Engineering Contradictions & Design Principles
Engineering Contradiction Analysis
1Measurement precision
If calculation of travelable area is performed on a rule basis, then calculation process is simple, but generation of travelable area information accurately indicating the travelable area fails
Solution Approach 1:
The patent applies dynamics by transitioning from static rule-based calculation to dynamic machine learning model that adapts to changing vehicle performance characteristics. The learned model updates based on actual travel data, enabling accurate travelable area calculation that reflects current vehicle state rather than relying on fixed rules.
Solution Approach 2:
The patent changes the calculation parameters from simple rule-based metrics to complex geographical feature quantities including elevation, slope, curvature, and road grade. These detailed parameters are input into the machine learning model to achieve accurate travelable area prediction that accounts for varying terrain and vehicle performance conditions.
2Measurement precision
If machine learning model is used to calculate electric power consumption, then travelable area information accuracy is improved, but processing complexity increases
Solution Approach 1:
The patent applies preliminary action by pre-training the machine learning model offline using historical travel data before deployment.

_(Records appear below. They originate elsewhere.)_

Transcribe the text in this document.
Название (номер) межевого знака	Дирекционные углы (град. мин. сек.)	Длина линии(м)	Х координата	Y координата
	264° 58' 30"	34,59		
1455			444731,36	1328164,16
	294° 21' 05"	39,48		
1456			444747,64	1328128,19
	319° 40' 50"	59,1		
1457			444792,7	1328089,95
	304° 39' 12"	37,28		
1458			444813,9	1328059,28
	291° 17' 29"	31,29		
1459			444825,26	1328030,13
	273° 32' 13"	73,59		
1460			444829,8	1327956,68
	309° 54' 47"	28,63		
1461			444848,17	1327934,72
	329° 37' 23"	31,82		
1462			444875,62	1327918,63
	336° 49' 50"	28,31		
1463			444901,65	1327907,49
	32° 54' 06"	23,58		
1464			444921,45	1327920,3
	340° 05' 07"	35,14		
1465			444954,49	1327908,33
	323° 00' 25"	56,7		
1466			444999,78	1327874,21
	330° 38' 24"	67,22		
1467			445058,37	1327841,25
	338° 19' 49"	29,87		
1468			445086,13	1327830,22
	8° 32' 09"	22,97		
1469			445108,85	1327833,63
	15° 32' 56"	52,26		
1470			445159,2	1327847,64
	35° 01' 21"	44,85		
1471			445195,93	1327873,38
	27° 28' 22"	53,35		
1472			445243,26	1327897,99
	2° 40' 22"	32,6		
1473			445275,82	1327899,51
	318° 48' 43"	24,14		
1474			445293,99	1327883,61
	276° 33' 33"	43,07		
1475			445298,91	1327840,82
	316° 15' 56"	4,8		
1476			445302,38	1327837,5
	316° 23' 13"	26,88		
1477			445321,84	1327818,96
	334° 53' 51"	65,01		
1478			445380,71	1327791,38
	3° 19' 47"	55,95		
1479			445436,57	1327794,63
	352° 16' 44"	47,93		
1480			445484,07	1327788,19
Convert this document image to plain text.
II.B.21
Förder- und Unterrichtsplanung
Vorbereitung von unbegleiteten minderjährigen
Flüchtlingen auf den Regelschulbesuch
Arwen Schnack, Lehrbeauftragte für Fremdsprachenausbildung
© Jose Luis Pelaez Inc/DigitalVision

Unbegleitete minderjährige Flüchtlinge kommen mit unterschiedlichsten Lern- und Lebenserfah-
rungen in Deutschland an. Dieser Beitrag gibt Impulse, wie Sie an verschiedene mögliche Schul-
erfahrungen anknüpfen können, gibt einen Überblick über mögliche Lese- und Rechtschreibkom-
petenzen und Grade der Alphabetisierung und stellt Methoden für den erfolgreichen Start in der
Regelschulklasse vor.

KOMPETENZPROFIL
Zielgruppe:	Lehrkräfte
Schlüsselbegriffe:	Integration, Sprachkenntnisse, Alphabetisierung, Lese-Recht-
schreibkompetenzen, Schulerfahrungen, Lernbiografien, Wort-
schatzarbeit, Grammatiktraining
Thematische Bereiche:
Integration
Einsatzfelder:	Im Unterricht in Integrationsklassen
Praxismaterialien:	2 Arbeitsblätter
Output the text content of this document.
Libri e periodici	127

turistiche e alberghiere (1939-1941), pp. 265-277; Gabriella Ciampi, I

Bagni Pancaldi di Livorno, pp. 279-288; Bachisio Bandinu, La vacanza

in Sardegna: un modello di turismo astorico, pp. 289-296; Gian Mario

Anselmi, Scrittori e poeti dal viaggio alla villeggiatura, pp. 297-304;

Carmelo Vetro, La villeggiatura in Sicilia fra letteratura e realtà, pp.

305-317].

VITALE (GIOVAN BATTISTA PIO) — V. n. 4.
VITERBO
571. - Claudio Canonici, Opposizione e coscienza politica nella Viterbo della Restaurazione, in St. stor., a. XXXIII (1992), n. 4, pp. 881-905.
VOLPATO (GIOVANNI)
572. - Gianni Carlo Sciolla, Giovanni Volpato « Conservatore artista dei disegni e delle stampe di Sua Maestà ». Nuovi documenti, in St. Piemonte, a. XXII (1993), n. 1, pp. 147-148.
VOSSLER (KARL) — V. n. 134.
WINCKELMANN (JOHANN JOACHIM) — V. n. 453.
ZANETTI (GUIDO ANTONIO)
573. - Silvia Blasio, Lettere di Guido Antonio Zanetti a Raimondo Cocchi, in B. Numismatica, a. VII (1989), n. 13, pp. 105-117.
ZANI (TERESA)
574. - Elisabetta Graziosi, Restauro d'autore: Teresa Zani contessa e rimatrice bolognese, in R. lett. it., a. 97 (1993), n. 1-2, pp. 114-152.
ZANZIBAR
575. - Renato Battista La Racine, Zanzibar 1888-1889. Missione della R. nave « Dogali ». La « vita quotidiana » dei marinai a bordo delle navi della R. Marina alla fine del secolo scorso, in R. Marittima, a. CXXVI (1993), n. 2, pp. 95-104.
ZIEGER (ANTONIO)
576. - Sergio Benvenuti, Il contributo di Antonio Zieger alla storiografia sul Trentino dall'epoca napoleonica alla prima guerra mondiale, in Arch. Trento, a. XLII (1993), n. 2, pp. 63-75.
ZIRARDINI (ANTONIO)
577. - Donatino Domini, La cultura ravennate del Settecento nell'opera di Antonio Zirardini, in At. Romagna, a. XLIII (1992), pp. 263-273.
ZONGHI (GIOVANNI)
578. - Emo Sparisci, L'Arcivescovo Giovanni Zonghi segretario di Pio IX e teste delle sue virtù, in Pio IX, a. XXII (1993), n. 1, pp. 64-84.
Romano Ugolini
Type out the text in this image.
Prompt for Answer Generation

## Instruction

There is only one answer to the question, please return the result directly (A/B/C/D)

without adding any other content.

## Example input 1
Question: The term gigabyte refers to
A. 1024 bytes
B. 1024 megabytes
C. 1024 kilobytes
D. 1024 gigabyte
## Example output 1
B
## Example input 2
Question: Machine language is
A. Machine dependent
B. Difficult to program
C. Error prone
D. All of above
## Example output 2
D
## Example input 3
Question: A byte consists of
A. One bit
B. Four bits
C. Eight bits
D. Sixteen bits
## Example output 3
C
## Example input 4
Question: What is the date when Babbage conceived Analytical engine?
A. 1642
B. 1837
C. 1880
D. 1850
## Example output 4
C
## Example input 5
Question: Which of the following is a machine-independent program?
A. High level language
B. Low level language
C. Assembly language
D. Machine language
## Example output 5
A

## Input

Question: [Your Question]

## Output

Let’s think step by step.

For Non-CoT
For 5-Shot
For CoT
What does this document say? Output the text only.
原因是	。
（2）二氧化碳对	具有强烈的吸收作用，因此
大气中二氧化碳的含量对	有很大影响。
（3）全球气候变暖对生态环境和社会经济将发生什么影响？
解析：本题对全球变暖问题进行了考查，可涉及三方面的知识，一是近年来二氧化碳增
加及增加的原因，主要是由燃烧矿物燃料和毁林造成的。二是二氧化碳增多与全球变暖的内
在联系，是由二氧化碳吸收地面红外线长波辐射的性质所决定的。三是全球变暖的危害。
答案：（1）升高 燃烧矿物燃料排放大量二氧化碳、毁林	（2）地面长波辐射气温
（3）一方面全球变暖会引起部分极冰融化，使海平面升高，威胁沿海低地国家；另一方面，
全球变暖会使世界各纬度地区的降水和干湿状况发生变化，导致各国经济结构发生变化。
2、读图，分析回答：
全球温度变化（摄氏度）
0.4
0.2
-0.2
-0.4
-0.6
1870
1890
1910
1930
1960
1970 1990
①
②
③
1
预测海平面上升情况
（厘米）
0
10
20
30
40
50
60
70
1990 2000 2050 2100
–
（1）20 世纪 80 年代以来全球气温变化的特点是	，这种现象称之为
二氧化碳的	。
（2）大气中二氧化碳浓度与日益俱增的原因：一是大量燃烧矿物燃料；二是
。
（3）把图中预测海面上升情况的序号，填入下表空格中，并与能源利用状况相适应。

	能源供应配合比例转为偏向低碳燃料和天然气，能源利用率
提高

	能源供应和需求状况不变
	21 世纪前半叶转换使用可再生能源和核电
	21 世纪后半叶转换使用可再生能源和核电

The model is prepared in advance with learned relationships between geographical features and power consumption, so that during actual operation, travelable area calculation uses the pre-trained model efficiently without requiring real-time complex processing.
3Productivity
If rule-based calculation method is used, then processing cost is low, but travelable area information does not reflect latest vehicle performance
Solution Approach 1:
The patent implements feedback by using actual travel data and power consumption measurements to continuously update and retrain the machine learning model. This feedback loop ensures the model learns from real vehicle performance data and adapts to changes in vehicle characteristics over time, maintaining accurate travelable area calculations that reflect the latest performance state.
Data Source
AI summary
An information processing device performs: acquiring input data including a current location and a residual electric power amount of an electrically driven mobile vehicle; calculating, on the basis of map information, a geographical feature quantity between the current location and a plurality of locations; calculating an estimative electric power consumptive amount of the electrically driven mobile vehicle from the current location to each of the locations by inputting the geographical feature quantity into a learned model obtained by machine learning of a relationship between: a geographical feature quantity between two locations; and an electric power consumption amount having been consumed to travel between the two locations; generating, on the basis of the estimative electric power consumptive amount for each of the locations and the residual electric power amount, travelable area information indicating a travelable area for the electrically driven mobile vehicle from the current location.